ESRA logo
Tuesday 18th July      Wednesday 19th July      Thursday 20th July      Friday 21th July     




Wednesday 19th July, 11:00 - 12:30 Room: Q2 AUD1 CGD


Assessing the Quality of Survey Data 2

Chair Professor Jörg Blasius (University of Bonn )

Session Details

This session will provide a series of original investigations on data quality in both national and international contexts. The starting premise is that all survey data contain a mixture of substantive and methodologically-induced variation. Most current work focuses primarily on random measurement error, which is usually treated as normally distributed. However, there are a large number of different kinds of systematic measurement errors, or more precisely, there are many different sources of methodologically-induced variation and all of them may have a strong influence on the “substantive” solutions. To the sources of methodologically-induced variation belong response sets and response styles, misunderstandings of questions, translation and coding errors, uneven standards between the research institutes involved in the data collection (especially in cross-national research), item- and unit non-response, as well as faked interviews. We will consider data as of high quality in case the methodologically-induced variation is low, i.e. the differences in responses can be interpreted based on theoretical assumptions in the given area of research.

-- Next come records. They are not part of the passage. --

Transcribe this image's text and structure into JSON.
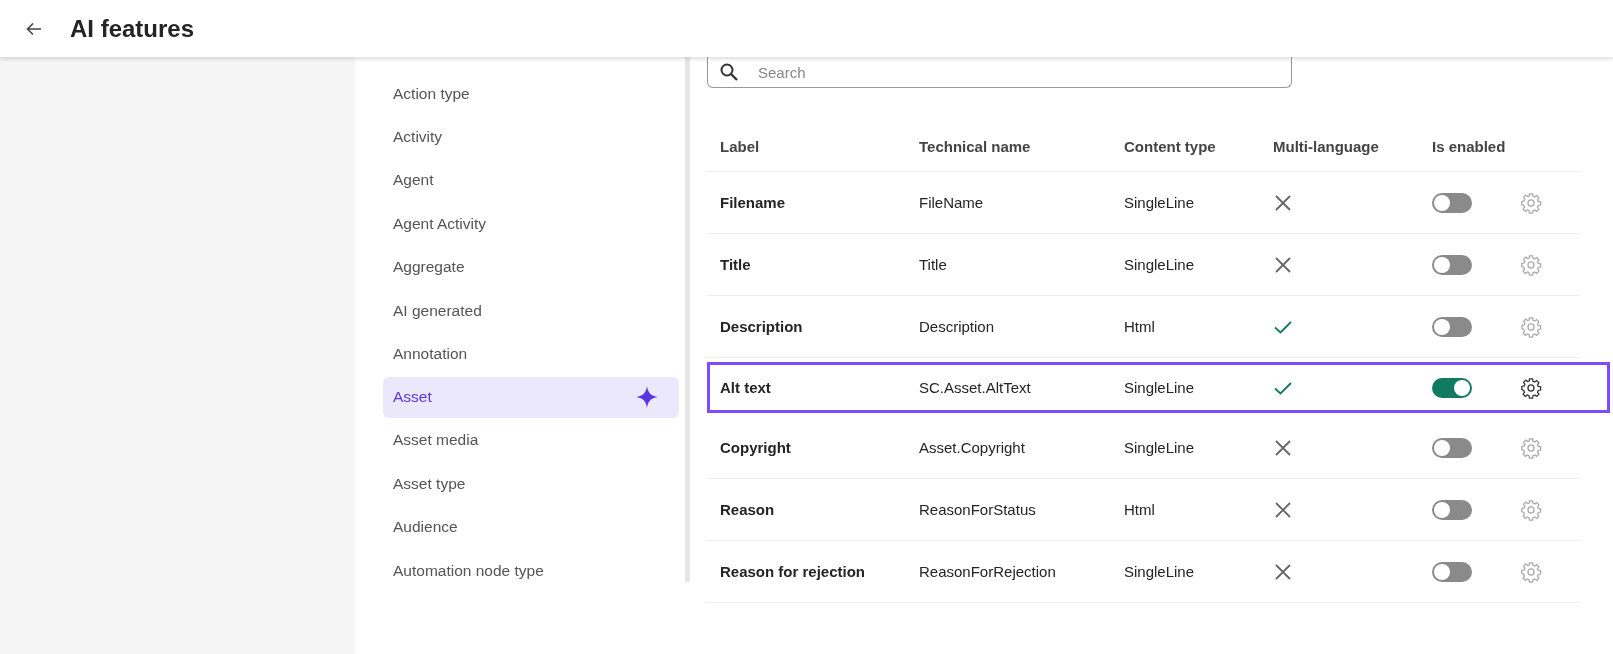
{
  "header": {
    "title": "AI features"
  },
  "sidebar": {
    "items": [
      {
        "label": "Action type",
        "selected": false,
        "ai": false
      },
      {
        "label": "Activity",
        "selected": false,
        "ai": false
      },
      {
        "label": "Agent",
        "selected": false,
        "ai": false
      },
      {
        "label": "Agent Activity",
        "selected": false,
        "ai": false
      },
      {
        "label": "Aggregate",
        "selected": false,
        "ai": false
      },
      {
        "label": "AI generated",
        "selected": false,
        "ai": false
      },
      {
        "label": "Annotation",
        "selected": false,
        "ai": false
      },
      {
        "label": "Asset",
        "selected": true,
        "ai": true
      },
      {
        "label": "Asset media",
        "selected": false,
        "ai": false
      },
      {
        "label": "Asset type",
        "selected": false,
        "ai": false
      },
      {
        "label": "Audience",
        "selected": false,
        "ai": false
      },
      {
        "label": "Automation node type",
        "selected": false,
        "ai": false
      }
    ]
  },
  "search": {
    "placeholder": "Search"
  },
  "table": {
    "columns": [
      "Label",
      "Technical name",
      "Content type",
      "Multi-language",
      "Is enabled"
    ],
    "rows": [
      {
        "label": "Filename",
        "technical_name": "FileName",
        "content_type": "SingleLine",
        "multi_language": false,
        "enabled": false,
        "selected": false
      },
      {
        "label": "Title",
        "technical_name": "Title",
        "content_type": "SingleLine",
        "multi_language": false,
        "enabled": false,
        "selected": false
      },
      {
        "label": "Description",
        "technical_name": "Description",
        "content_type": "Html",
        "multi_language": true,
        "enabled": false,
        "selected": false
      },
      {
        "label": "Alt text",
        "technical_name": "SC.Asset.AltText",
        "content_type": "SingleLine",
        "multi_language": true,
        "enabled": true,
        "selected": true
      },
      {
        "label": "Copyright",
        "technical_name": "Asset.Copyright",
        "content_type": "SingleLine",
        "multi_language": false,
        "enabled": false,
        "selected": false
      },
      {
        "label": "Reason",
        "technical_name": "ReasonForStatus",
        "content_type": "Html",
        "multi_language": false,
        "enabled": false,
        "selected": false
      },
      {
        "label": "Reason for rejection",
        "technical_name": "ReasonForRejection",
        "content_type": "SingleLine",
        "multi_language": false,
        "enabled": false,
        "selected": false
      }
    ]
  }
}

The aim of the session is to discuss different sources of methodologically-induced variation in survey research, how to detect them and the effects they have on the substantive findings.

Paper Details

1. Loop-de-loos: Examining respondent reporting on looping questions
Dr Antje Kirchner (RTI International)
Dr Emilia Peytcheva (RTI International)
Ms Shauna Yates (RTI International)
Ms Ashley Wilson (RTI International)
Ms Lesa Caves (RTI International)
Dr Natasha Janson (RTI International)
Dr Rebecca J. Powell (RTI International)

Respondents in surveys are often asked to respond to a series of follow-up questions that are repeated based on their response to filter questions (loops). For example, obtaining details about each employer a respondent has had. To determine the number of times a respondent goes through the loop, researchers can use one of two formats: (1) ‘how many’ or (2) ‘go-again’. The ‘how many’ format asks respondents to report the number of occurrences followed by questions asking details of each occurrence. The ‘go-again’ format asks respondents to start with the first (or last) occurrence followed by more detailed questions. After answering the follow-up questions, respondents are asked if they have any other occurrences. If “yes”, they continue to iterate through the loops. Such a task can become burdensome for respondents in either format, especially as the number of occurrences increases, potentially threatening data quality.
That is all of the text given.